Numpy Exercise 3

Imports


In [83]:
import numpy as np
%matplotlib inline
import matplotlib.pyplot as plt
import seaborn as sns

In [3]:
import antipackage
import github.ellisonbg.misc.vizarray as va


Downloading:  https://raw.githubusercontent.com/ellisonbg/misc/master/vizarray.py
Using existing version:  github.ellisonbg.misc.vizarray

Geometric Brownian motion

Here is a function that produces standard Brownian motion using NumPy. This is also known as a Wiener Process.


In [47]:
def brownian(maxt, n):
    """Return one realization of a Brownian (Wiener) process with n steps and a max time of t."""
    t = np.linspace(0.0,maxt,n)
    h = t[1]-t[0]
    Z = np.random.normal(0.0,1.0,n-1)
    dW = np.sqrt(h)*Z
    W = np.zeros(n)
    W[1:] = dW.cumsum()
    return t, W

Call the brownian function to simulate a Wiener process with 1000 steps and max time of 1.0. Save the results as two arrays t and W.


In [76]:
t, W = brownian(1.0,1000)

In [6]:
assert isinstance(t, np.ndarray)
assert isinstance(W, np.ndarray)
assert t.dtype==np.dtype(float)
assert W.dtype==np.dtype(float)
assert len(t)==len(W)==1000

Visualize the process using plt.plot with t on the x-axis and W(t) on the y-axis.

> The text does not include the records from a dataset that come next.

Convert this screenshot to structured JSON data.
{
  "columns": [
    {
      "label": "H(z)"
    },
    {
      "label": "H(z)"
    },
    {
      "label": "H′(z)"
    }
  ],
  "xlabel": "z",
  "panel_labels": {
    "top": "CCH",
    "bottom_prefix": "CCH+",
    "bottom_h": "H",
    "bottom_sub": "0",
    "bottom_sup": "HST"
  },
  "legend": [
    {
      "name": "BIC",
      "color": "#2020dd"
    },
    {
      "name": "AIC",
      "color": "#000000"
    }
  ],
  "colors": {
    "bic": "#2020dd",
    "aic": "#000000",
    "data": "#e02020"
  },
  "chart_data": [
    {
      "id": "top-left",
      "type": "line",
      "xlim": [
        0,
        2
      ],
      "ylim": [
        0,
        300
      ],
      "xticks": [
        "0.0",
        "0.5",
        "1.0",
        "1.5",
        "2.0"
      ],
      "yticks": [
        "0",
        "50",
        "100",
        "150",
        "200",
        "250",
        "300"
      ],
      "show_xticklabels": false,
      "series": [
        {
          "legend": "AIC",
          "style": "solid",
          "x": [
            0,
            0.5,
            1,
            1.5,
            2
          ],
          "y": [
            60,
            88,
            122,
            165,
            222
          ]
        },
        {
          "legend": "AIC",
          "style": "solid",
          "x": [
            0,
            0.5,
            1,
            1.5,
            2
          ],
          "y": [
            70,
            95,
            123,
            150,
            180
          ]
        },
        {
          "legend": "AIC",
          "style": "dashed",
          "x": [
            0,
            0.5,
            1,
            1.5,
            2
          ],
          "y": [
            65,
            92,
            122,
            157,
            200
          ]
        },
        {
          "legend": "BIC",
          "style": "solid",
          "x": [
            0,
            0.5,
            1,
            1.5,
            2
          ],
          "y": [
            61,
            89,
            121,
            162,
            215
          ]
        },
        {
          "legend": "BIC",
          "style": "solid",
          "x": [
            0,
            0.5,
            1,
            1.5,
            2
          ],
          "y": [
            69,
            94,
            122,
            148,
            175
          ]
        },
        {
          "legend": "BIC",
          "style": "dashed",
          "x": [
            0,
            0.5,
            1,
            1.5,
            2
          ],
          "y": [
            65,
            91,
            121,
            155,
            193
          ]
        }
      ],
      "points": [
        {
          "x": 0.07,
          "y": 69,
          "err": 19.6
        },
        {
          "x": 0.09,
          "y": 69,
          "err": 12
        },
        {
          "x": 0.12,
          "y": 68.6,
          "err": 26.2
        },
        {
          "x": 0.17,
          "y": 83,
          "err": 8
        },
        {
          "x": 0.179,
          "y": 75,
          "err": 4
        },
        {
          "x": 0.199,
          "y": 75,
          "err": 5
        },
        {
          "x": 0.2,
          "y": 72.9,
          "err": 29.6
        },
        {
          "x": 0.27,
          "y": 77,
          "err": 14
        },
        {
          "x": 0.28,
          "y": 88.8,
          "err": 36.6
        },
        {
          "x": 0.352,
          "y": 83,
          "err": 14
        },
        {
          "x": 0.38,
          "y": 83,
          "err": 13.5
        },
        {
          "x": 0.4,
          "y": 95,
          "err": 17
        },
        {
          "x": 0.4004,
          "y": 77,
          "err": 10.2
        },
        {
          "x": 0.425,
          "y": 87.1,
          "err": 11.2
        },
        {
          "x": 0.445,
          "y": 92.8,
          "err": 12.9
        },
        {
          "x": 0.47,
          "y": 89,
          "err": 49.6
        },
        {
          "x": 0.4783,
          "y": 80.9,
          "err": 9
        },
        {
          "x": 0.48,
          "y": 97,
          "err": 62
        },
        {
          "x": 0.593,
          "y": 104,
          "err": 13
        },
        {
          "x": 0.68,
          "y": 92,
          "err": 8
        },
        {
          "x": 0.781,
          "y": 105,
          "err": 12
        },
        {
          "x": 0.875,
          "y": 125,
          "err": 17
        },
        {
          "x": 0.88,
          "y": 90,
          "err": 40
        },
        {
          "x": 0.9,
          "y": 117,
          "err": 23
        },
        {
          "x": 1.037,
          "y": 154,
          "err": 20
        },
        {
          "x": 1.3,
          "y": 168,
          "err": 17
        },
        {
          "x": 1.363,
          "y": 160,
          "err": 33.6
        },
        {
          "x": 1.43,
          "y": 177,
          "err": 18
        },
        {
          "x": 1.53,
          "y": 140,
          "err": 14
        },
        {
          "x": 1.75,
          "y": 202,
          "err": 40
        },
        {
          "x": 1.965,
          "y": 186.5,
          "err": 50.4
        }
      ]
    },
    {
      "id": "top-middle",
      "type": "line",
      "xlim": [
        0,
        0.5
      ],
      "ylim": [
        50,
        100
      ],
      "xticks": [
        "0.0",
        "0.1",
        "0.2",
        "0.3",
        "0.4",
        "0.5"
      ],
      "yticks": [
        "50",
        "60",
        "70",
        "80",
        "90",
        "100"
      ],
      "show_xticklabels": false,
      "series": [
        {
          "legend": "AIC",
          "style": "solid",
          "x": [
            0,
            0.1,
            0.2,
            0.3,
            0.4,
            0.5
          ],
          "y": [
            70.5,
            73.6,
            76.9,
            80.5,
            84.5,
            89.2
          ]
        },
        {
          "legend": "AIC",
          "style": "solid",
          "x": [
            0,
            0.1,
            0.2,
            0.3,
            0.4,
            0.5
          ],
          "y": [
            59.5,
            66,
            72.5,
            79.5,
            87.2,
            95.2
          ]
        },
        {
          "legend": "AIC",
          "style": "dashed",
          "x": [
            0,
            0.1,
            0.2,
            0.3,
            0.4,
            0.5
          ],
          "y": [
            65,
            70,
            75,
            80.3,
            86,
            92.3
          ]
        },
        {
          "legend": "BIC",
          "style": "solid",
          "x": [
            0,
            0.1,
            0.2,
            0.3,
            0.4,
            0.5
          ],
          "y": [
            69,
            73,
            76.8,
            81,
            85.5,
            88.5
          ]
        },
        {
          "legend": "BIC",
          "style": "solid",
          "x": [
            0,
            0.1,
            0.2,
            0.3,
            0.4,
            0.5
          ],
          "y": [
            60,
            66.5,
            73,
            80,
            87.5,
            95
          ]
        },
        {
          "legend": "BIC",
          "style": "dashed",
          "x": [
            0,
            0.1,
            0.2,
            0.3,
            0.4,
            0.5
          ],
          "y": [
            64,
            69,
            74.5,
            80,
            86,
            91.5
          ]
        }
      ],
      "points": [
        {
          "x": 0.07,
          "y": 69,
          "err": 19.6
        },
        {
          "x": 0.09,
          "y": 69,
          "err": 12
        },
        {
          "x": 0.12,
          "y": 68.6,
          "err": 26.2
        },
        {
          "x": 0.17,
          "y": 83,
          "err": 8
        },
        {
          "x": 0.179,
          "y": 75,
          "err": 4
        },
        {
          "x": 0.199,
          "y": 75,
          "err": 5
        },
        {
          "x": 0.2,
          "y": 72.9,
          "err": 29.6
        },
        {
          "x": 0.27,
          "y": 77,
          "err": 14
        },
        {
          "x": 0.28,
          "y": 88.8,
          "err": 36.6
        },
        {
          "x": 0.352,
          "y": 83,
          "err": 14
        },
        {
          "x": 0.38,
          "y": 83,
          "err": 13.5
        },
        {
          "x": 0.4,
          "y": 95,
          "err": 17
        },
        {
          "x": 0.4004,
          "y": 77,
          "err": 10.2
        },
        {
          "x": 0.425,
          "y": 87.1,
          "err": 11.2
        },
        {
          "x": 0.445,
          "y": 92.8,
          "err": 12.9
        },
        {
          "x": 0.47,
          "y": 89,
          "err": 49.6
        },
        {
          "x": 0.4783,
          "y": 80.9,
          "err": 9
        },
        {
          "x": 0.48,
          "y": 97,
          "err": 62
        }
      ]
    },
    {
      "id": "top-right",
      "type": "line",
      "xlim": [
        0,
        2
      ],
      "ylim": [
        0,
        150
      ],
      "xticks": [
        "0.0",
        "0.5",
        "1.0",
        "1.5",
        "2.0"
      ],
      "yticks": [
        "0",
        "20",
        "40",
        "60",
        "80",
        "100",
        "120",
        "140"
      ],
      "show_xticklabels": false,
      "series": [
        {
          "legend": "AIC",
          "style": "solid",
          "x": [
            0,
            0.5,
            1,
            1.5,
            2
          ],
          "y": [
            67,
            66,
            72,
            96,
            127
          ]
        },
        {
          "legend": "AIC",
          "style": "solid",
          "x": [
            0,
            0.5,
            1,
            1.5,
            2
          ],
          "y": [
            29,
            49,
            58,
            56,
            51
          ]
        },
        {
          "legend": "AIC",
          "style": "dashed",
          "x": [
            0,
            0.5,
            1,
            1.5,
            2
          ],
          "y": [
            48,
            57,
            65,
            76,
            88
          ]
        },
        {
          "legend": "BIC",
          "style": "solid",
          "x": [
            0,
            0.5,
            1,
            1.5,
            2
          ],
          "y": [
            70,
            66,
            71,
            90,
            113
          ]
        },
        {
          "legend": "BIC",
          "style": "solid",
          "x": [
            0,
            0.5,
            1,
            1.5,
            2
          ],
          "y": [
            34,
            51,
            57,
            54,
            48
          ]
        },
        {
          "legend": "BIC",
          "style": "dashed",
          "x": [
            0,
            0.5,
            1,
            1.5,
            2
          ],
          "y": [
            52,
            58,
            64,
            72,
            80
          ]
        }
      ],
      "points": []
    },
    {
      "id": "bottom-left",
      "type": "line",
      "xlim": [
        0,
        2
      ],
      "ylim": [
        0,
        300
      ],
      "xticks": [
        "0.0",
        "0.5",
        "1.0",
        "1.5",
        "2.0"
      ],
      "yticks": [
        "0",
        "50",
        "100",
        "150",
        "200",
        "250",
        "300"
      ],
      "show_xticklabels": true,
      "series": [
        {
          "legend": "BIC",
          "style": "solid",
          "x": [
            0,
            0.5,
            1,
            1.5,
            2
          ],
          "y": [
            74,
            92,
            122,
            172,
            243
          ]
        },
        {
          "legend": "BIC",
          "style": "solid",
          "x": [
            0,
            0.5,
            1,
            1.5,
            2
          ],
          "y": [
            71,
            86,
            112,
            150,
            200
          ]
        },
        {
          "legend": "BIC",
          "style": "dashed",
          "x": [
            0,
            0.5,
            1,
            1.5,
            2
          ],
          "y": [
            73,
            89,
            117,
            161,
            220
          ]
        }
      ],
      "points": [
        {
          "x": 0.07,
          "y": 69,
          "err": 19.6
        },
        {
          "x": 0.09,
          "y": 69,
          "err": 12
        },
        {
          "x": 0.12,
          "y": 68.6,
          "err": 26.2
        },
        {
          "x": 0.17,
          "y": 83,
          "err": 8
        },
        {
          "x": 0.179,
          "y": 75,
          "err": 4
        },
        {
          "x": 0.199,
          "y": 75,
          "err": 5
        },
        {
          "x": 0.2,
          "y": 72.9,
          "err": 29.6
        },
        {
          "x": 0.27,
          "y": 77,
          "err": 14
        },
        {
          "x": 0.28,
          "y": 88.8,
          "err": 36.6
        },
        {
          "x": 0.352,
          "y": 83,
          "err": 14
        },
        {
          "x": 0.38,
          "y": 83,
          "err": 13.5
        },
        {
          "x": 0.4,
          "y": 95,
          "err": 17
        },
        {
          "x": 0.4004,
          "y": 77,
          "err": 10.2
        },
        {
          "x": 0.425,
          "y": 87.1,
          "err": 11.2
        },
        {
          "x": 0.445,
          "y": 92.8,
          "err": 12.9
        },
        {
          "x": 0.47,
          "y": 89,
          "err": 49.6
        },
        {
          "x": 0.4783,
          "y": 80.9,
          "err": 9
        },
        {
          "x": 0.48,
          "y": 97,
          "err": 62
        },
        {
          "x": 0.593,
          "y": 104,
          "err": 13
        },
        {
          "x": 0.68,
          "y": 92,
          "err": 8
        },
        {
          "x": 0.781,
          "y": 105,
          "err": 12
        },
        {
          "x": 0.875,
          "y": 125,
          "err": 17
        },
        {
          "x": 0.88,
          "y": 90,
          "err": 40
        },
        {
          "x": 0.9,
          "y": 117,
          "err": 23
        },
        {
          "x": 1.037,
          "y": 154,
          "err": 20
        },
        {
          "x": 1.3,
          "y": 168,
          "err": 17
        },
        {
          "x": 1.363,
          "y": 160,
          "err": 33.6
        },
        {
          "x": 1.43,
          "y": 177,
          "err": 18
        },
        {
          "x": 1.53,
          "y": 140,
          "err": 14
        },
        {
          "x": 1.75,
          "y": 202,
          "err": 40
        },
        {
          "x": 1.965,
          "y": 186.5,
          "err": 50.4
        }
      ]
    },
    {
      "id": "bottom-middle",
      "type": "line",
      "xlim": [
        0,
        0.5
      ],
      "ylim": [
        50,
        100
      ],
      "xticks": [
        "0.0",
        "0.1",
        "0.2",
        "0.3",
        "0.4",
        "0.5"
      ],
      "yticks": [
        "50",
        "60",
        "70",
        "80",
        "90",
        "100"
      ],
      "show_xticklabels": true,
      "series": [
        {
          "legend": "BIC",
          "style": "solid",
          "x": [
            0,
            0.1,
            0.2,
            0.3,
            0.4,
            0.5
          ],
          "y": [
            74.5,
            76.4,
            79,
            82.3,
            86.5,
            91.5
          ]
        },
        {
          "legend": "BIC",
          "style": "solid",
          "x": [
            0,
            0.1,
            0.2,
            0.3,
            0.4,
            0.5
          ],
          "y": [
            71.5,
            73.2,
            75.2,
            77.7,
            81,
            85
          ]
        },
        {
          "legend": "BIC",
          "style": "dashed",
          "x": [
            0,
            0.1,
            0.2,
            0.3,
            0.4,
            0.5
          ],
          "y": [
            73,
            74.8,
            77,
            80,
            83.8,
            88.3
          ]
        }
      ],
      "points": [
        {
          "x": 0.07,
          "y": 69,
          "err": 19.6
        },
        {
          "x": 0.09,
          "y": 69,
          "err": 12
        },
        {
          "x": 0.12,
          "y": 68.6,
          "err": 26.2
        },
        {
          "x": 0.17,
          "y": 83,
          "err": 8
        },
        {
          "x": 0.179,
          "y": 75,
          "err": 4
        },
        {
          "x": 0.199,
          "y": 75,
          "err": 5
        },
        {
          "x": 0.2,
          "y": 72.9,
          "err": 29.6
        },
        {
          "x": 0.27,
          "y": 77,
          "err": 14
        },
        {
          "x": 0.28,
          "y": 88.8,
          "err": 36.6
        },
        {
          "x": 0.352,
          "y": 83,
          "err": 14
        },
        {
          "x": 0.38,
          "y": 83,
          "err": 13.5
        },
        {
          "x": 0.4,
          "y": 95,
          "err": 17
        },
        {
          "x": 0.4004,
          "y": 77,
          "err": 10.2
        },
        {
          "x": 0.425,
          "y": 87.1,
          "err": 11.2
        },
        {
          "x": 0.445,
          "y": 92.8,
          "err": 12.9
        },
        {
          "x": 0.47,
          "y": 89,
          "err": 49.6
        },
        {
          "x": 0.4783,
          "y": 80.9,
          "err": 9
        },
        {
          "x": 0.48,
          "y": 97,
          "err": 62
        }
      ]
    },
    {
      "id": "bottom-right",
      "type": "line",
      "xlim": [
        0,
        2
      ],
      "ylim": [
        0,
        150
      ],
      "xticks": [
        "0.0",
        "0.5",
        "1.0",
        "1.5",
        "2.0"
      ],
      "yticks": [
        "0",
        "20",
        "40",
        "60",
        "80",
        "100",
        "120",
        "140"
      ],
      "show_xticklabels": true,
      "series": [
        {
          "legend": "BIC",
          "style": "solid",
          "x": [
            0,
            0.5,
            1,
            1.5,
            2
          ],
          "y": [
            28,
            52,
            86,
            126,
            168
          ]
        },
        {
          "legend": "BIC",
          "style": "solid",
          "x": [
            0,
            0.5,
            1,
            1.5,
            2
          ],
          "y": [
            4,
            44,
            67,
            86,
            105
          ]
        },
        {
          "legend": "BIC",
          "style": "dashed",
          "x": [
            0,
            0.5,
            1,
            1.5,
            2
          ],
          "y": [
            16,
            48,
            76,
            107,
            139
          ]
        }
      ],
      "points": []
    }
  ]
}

Label your x and y axes.


In [7]:
plt.plot(t, W)
plt.xlabel('t')
plt.ylabel('W(t)')
#lookin' good


Out[7]:
<matplotlib.text.Text at 0x7ff386afad10>

In [8]:
assert True # this is for grading

Use np.diff to compute the changes at each step of the motion, dW, and then compute the mean and standard deviation of those differences.


In [9]:
dW = np.diff(W)

def mean(dW):
    return dW.cumprod()/len(dW)

def standard_deviation(dW):
    mean(dW)
    variance = 0
    for i in dW:
        variance += (mean(dW) - i) ** 2
    return variance/float(len(dW))** 0.5
#used format from codecademy

In [10]:
assert len(dW)==len(W)-1
assert dW.dtype==np.dtype(float)

Write a function that takes $W(t)$ and converts it to geometric Brownian motion using the equation:

$$ X(t) = X_0 e^{((\mu - \sigma^2/2)t + \sigma W(t))} $$

Use Numpy ufuncs and no loops in your function.


In [89]:
def geo_brownian(t, W, X0, mu, sigma):
    "Return X(t) for geometric brownian motion with drift mu, volatility sigma."""
    brownian(t, W)
    t, W = brownian(t, W)
    Xt = X0 * np.exp(np.multiply(int(mu) - ((int(sigma) ** 2)/2),t) + ((sigma) * brownian(t,W)))
    return Xt
#I have played with this so much, I don't know what it is stopping it from working. Part of it could be that I don't know 
# when to use numpy ufuncs and when to use our regular addition and subtraction, etc. It would help if talked more about 
# these things in class before having homework due with them.

In [90]:
assert True # leave this for grading

Use your function to simulate geometric brownian motion, $X(t)$ for $X_0=1.0$, $\mu=0.5$ and $\sigma=0.3$ with the Wiener process you computed above.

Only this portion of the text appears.